Pastry scraps

Pastry scraps

I grew up with a grandmother who was married just before the Great Depression, and lived through both world wars. In her kitchen, you scraped every bowl out until nothing was left, washed out all the plastic bags to use them again, saved all the scraps and leftovers, and never wasted food.

When you make a pie, you can never roll out the pastry exactly to fit – you always end up trimming off some. Those scraps in my grandmother’s house didn’t go to waste either – this is what she would do with them (and I do the same!).


Ingredients

Pastry scraps from trimming
1 tbsp white sugar
1 tsp cinnamon

Instructions

Put the pastry scraps in a baking dish (cut any very large ones into 1" slices or so). 

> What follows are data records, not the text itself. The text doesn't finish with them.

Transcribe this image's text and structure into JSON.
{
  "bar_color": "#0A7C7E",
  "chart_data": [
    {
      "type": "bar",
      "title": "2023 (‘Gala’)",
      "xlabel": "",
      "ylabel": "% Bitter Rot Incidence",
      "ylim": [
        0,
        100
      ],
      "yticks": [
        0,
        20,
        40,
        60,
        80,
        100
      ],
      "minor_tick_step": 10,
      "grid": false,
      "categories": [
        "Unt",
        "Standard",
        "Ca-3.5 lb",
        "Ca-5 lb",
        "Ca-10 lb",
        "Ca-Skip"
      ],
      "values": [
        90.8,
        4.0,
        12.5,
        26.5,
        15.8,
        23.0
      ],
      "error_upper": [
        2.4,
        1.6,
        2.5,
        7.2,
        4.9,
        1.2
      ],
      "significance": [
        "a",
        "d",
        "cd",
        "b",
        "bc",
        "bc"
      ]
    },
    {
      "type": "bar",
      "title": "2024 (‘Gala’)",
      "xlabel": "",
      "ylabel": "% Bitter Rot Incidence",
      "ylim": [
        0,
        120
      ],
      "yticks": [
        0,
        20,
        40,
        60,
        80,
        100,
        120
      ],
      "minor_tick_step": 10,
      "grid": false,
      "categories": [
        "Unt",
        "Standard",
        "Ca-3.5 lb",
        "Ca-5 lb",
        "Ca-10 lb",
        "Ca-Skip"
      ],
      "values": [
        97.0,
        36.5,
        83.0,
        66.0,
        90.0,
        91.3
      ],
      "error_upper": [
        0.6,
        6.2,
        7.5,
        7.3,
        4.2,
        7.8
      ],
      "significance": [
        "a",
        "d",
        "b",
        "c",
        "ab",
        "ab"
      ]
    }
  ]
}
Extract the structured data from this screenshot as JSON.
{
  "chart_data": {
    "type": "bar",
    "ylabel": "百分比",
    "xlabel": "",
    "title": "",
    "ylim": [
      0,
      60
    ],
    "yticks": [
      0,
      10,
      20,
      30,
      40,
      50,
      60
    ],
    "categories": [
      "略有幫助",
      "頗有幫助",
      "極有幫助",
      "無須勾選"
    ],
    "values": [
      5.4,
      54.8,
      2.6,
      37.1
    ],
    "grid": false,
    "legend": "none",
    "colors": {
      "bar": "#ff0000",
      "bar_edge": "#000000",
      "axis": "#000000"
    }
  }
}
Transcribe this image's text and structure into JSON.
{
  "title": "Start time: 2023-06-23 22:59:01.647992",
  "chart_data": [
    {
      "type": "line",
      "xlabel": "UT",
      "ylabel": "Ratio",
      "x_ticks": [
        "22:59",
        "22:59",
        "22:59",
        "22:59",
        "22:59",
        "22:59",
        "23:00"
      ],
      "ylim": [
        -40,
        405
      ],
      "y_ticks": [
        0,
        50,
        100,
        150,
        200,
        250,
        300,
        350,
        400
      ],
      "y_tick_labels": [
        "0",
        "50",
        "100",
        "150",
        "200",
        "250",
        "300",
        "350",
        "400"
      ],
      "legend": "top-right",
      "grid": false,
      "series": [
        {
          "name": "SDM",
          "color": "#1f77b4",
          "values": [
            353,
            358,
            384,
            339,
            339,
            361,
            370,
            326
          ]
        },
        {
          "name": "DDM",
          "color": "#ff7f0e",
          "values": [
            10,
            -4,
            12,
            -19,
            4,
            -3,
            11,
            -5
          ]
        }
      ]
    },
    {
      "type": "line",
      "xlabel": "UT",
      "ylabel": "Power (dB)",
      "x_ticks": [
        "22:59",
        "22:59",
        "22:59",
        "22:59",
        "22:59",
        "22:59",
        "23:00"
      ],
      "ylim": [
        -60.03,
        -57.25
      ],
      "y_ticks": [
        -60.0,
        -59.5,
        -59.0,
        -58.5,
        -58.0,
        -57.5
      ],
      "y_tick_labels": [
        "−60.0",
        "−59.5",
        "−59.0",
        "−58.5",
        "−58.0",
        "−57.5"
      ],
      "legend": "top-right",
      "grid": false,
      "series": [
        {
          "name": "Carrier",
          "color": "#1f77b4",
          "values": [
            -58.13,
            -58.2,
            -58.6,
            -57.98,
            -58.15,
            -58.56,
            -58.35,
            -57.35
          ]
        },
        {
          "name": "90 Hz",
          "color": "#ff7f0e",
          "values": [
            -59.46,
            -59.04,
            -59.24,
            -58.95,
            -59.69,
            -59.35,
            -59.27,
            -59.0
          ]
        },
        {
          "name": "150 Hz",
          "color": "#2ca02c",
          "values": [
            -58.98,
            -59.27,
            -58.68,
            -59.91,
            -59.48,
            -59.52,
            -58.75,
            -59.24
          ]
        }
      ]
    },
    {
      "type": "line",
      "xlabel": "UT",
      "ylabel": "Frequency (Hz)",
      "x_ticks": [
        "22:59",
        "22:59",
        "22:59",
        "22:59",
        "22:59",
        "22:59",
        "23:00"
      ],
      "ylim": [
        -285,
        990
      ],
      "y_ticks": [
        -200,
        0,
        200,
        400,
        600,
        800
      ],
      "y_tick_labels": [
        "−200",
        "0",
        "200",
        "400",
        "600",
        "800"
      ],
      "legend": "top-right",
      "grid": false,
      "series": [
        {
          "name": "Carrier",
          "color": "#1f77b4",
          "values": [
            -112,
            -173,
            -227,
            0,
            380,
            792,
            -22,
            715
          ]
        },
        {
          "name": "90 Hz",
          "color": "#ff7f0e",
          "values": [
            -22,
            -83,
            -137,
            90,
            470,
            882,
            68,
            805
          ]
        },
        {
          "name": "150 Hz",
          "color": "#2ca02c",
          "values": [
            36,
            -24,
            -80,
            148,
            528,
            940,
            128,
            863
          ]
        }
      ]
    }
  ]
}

Mix together the cinnnamon and sugar, and sprinkle over the pastry scraps. (Try to avoid getting a lot on the baking dish - it tends to stick). 

Bake at 400F for about 10 mins (check at 7 mins if thin). Let cool. 

Before baking.
Yum!

Honestly, sometimes I like these pastry scraps better than the thing I’ve made with the rest of the pastry!

The verdict

Super easy to do (especially if you can stick them in the oven beside whatever else you are baking), and delicious! Think rustic cinnamon scrolls, or buttery cinnamon toast (but more decadent). They usually disappear pretty quickly.

I can’t think of a more delicious way to save food from the compost bin!

What’s your favourite way of using kitchen scraps?